The story of the Gettysburg Address began long before that day Abraham Lincoln stood at the speaker's platform and delivered those famous 272 words.
Dr. Martin Johnson is an Assistant Professor of History at Miami University in Hamilton, Ohio. He says the speech was changed several times before Lincoln delivered it. He started in Washington with an early draft and revised it after arriving at Gettysburg. "The speech we call the Gettysburg Address was really created over the course of several days as a result of this really remarkable intellectual and physical journey," he said.

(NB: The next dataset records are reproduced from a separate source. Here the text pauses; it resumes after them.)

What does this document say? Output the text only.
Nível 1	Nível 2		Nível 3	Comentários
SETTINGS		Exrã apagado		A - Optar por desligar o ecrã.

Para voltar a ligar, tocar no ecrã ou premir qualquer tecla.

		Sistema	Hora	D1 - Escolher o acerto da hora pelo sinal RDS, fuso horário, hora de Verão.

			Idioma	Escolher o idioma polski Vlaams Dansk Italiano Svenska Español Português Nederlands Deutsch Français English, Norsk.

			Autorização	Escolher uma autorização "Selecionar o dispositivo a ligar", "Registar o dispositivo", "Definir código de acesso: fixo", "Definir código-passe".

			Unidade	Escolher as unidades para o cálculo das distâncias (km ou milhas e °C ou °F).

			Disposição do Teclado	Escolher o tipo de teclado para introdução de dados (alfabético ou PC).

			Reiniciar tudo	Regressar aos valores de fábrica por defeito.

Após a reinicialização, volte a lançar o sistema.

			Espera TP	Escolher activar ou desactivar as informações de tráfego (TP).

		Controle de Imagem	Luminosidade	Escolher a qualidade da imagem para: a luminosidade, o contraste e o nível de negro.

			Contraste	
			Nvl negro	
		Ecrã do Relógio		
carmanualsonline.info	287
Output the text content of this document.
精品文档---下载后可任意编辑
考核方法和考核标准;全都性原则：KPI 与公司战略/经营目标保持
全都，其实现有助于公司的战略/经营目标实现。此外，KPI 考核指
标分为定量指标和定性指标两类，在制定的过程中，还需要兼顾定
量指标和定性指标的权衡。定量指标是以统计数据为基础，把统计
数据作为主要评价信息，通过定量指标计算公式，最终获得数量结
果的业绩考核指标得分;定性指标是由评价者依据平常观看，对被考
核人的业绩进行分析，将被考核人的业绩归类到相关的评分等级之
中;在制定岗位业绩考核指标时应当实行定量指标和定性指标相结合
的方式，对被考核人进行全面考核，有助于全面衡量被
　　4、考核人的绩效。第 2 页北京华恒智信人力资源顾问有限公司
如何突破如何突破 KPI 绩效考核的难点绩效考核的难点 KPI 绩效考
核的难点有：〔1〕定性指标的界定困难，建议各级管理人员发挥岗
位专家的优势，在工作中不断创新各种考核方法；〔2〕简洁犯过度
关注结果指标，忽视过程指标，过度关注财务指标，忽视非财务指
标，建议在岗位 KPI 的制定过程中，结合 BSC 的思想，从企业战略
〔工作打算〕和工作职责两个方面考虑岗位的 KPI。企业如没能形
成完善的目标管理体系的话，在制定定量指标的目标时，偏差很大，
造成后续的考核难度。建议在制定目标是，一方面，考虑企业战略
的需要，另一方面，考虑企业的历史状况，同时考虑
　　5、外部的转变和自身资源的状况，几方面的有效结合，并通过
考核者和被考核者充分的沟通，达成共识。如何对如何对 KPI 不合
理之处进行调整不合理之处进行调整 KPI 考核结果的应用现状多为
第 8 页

While at Gettysburg, Lincoln viewed firsthand the aftermath of the battle that took place just months before. Martin said Lincoln was moved by what he saw.
"He had seen photographs of the dead on the battlefield at Antietam and Gettysburg," Martin said. But he points out it was different seeing the actual site in person. Martin adds Lincoln went back to his room and made an unexpected revision. "And, for the first time wrote the words, as far as we know, 'a new birth of freedom' in the Gettysburg Address."
Johnson will talk more on the topic during the annual Lincoln Legacy Lecture Series at UIS Tuesday night, November 19. The event is from 7-9 p.m. at the the Brookens Library. It is free to attend.
Other speakers include Dr. Joseph Fornieri, Professor of Political Science at Rochester Institute of Technology. He'll discuss "Abraham Lincoln's Political Faith in the Gettysburg Address."
Dr. Michael Burlingame, the Chancellor Naomi Lynn Distinguished Chair in Lincoln Studies at UIS, will deliver opening remarks and speak about "The Gettysburg Address: Myths and Realities."